Gaspari A A, Lotze M T, Rosenberg S A, Stern J B, Katz S I
JAMA. 1987 Sep 25;258(12):1624-9.
We have prospectively evaluated the skin changes that occurred in ten patients who were undergoing immunotherapy with interleukin 2 (IL-2) and autologous lymphokine-activated killer cells to treat cancer. Serial skin biopsy specimens were obtained before therapy (baseline), during IL-2 administration, and during IL-2/lymphokine-activated killer cell infusion. All patients developed an eruption that was characterized by macular erythema, with burning and pruritus of the skin. It began after two or three days of IL-2 infusion and was usually localized to the head and neck; it occasionally became generalized (ie, erythroderma). The eruption resolved with desquamation within 48 to 72 hours after cessation of infusion of IL-2. Histologically, the changes were not specific. The only consistent immunohistological finding noted was the presence of DR+/Leu-4+ lymphoid cells surrounding blood vessels in the papillary dermis, with fewer of these cells in the epidermis. There was no difference between the clinical or histological features of the eruption that occurred with IL-2 alone and that which occurred with IL-2 and lymphokine-activated killer cell infusion, suggesting that the cutaneous effects were mediated by IL-2 alone.

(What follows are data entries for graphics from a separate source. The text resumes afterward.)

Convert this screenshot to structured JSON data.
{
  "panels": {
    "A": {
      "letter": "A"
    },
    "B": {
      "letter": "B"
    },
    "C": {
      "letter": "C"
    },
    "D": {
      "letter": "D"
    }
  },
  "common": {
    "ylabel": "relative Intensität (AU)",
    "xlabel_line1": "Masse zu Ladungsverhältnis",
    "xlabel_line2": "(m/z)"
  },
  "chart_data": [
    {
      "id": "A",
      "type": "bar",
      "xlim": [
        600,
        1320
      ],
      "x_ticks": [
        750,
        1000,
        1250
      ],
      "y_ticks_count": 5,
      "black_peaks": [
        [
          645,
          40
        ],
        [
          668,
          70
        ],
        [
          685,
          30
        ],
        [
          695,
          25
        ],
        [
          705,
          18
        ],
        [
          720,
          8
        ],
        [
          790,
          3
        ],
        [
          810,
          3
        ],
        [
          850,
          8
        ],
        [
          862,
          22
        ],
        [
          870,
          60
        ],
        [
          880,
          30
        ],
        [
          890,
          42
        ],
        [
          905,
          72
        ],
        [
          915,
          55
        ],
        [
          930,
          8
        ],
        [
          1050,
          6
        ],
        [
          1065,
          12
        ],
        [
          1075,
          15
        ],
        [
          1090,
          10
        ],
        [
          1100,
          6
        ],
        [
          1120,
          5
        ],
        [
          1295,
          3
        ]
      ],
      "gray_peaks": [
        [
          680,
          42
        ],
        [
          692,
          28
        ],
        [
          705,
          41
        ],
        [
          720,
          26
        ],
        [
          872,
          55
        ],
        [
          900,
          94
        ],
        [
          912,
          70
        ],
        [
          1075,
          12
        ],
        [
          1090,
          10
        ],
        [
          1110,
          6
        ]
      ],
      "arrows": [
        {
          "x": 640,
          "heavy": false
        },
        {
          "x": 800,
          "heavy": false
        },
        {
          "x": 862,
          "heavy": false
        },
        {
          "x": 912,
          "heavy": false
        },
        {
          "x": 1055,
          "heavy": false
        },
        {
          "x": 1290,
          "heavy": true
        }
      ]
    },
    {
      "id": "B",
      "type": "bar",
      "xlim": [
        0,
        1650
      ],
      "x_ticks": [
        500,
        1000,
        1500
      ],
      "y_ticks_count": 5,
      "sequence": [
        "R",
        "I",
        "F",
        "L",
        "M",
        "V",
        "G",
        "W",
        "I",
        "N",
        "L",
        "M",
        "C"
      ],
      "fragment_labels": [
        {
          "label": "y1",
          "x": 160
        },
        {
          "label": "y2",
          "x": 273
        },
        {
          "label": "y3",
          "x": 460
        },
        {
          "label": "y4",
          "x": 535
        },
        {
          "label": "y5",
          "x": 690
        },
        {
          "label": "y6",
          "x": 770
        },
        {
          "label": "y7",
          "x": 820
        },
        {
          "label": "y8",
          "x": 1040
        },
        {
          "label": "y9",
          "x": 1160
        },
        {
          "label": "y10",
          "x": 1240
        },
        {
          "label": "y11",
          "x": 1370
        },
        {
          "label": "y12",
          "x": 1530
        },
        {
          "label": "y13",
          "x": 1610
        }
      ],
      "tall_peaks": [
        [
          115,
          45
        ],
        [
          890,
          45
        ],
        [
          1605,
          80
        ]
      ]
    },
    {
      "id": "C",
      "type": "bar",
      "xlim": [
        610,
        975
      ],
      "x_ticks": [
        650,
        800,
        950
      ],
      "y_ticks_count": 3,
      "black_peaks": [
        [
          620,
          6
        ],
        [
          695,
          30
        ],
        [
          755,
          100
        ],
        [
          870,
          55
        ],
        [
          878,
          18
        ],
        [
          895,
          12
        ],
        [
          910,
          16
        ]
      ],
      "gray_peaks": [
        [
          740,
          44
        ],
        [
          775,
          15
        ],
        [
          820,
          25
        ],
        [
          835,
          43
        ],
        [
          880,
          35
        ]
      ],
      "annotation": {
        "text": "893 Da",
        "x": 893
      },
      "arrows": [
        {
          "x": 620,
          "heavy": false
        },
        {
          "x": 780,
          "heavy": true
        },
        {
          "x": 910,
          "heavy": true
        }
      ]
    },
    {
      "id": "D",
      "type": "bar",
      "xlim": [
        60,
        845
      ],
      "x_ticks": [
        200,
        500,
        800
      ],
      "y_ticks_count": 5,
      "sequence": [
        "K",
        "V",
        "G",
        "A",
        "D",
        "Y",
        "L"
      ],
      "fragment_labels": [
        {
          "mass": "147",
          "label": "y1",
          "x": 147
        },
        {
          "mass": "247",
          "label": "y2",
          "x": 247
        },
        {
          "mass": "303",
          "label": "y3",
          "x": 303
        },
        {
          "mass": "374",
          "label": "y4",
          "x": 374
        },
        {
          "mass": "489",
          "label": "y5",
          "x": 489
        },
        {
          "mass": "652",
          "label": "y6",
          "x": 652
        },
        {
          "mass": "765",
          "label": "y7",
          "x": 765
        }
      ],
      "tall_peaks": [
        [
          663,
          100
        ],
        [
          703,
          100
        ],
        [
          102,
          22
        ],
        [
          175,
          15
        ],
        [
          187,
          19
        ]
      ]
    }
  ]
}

我们前瞻性地评估了10名接受白细胞介素2(IL-2)和自体淋巴因子激活的杀伤细胞免疫治疗癌症的患者所出现的皮肤变化。在治疗前(基线)、IL-2给药期间以及IL-2/淋巴因子激活的杀伤细胞输注期间获取系列皮肤活检标本。所有患者均出现了以斑疹性红斑为特征的皮疹,伴有皮肤烧灼感和瘙痒。皮疹在IL-2输注两到三天后开始,通常局限于头颈部;偶尔会泛发(即红皮病)。在停止输注IL-2后48至72小时内,皮疹随脱屑而消退。组织学上,这些变化并不具有特异性。唯一一致的免疫组织学发现是在乳头真皮层血管周围存在DR+/Leu-4+淋巴细胞,而表皮中这些细胞较少。单独使用IL-2时出现的皮疹与使用IL-2和淋巴因子激活的杀伤细胞输注时出现的皮疹在临床或组织学特征上没有差异,这表明皮肤效应仅由IL-2介导。